LIVE: Leila Josefowicz @ Troy Savings Bank Music Hall, 4/30/10

Leila Josefowicz

Watching the face of violinist Leila Josefowicz, you could literally see and feel the musical passion that the virtuoso possesses. All across the emotional spectrum from deadly serious to playfully child-like, her expression changed with each pass of the bow across the strings.

Performing a diverse repertoire at the Troy Savings Bank Music Hall last Friday night, the former child prodigy and MacArthur Fellow launched the evening with Debussy’s “La Fille aux Cheveaux de Lin (The Girl with the Flaxen Hair),” effortlessly breezing through the brief tone poem. Continuing with Shostakovich’s only violin sonata, “Op. 134,” the 33-year-old violinist tackled the three challenging movements without difficulty, flashing an ear-to-ear smile afterward.

Leila JosefowiczThe second half of the program exploded with Stravinsky’s “Duo Concertante.” Josefowicz and her longtime piano accompanist John Novacek tackled the broad dynamic range of this five-movement piece with aplomb. From the pastoral to the dynamic, their interplay was of one mind and one spirit.

Next up, Estonian composer Erkki-Sven Tuur’s intense “Conversio” flew by to make way for Schubert’s beautiful “Rondo Brilliant in B minor, D. 895, Op.70.” The evening’s presentation concluded with a pair of Novacek’s own ragtime-inspired compositions for the encore, ending the night – and the Troy Chromatic Concerts’ 113th season – in high-flying fashion.

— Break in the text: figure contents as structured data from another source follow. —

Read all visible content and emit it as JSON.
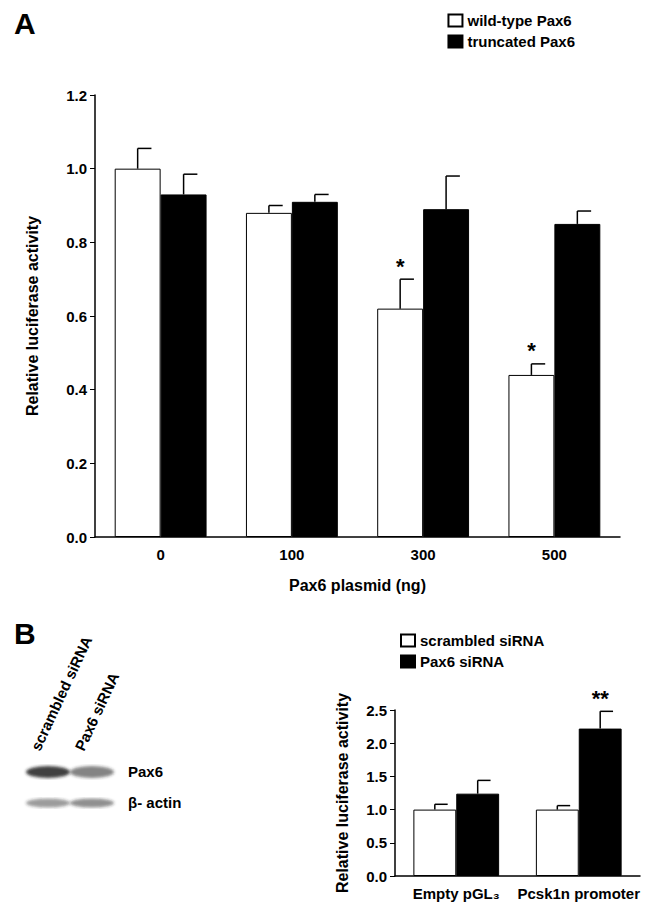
{
  "chart_data": [
    {
      "type": "bar",
      "title": "A",
      "categories": [
        "0",
        "100",
        "300",
        "500"
      ],
      "xlabel": "Pax6 plasmid (ng)",
      "ylabel": "Relative luciferase activity",
      "series": [
        {
          "name": "wild-type Pax6",
          "color": "#ffffff",
          "values": [
            1.0,
            0.88,
            0.62,
            0.44
          ],
          "errors": [
            0.055,
            0.02,
            0.08,
            0.03
          ],
          "significance": [
            null,
            null,
            "*",
            "*"
          ]
        },
        {
          "name": "truncated Pax6",
          "color": "#000000",
          "values": [
            0.93,
            0.91,
            0.89,
            0.85
          ],
          "errors": [
            0.055,
            0.02,
            0.09,
            0.035
          ],
          "significance": [
            null,
            null,
            null,
            null
          ]
        }
      ],
      "ylim": [
        0,
        1.2
      ],
      "yticks": [
        {
          "value": 0,
          "label": "0.0"
        },
        {
          "value": 0.2,
          "label": "0.2"
        },
        {
          "value": 0.4,
          "label": "0.4"
        },
        {
          "value": 0.6,
          "label": "0.6"
        },
        {
          "value": 0.8,
          "label": "0.8"
        },
        {
          "value": 1.0,
          "label": "1.0"
        },
        {
          "value": 1.2,
          "label": "1.2"
        }
      ],
      "grid": false,
      "legend": "top-right"
    },
    {
      "type": "bar",
      "title": "B",
      "categories": [
        "Empty pGL₃",
        "Pcsk1n promoter"
      ],
      "ylabel": "Relative luciferase activity",
      "series": [
        {
          "name": "scrambled siRNA",
          "color": "#ffffff",
          "values": [
            1.0,
            1.0
          ],
          "errors": [
            0.08,
            0.06
          ],
          "significance": [
            null,
            null
          ]
        },
        {
          "name": "Pax6 siRNA",
          "color": "#000000",
          "values": [
            1.24,
            2.22
          ],
          "errors": [
            0.2,
            0.26
          ],
          "significance": [
            null,
            "**"
          ]
        }
      ],
      "ylim": [
        0,
        2.5
      ],
      "yticks": [
        {
          "value": 0,
          "label": "0.0"
        },
        {
          "value": 0.5,
          "label": "0.5"
        },
        {
          "value": 1.0,
          "label": "1.0"
        },
        {
          "value": 1.5,
          "label": "1.5"
        },
        {
          "value": 2.0,
          "label": "2.0"
        },
        {
          "value": 2.5,
          "label": "2.5"
        }
      ],
      "grid": false,
      "legend": "top-left"
    }
  ],
  "blot": {
    "lanes": [
      "scrambled siRNA",
      "Pax6 siRNA"
    ],
    "bands": [
      "Pax6",
      "β- actin"
    ]
  }
}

The Troy Chromatic Concerts’ upcoming season is slated to include performances by pianist Garrick Ohlsson (Thursday, September 30), violin virtuoso Laura St. John (Sunday, November 14), the Academy Of St. Martin-In-The-Fields Chamber Ensemble (Feb. 6, 2011) and the Orpheus Chamber Orchestra with violinist Arabella Steinbacher (April 28, 2011).

Review and photographs by Andrzej Pilarczyk

SECOND OPINIONS:
Joseph Dalton’s review in The Times Union
An excerpt from Geraldine Freedman’s review in The Daily Gazette: “In a program that spanned the romantic to the present, Josefowicz played every phrase as if she were discovering it. She brought an extravagant range of tone color and expression to each piece, and she showed a brilliantly facile technique, a puckish humor and an unusually inquisitive, subtle and intuitive musical intelligence that gave everything she played an extra burnishing.”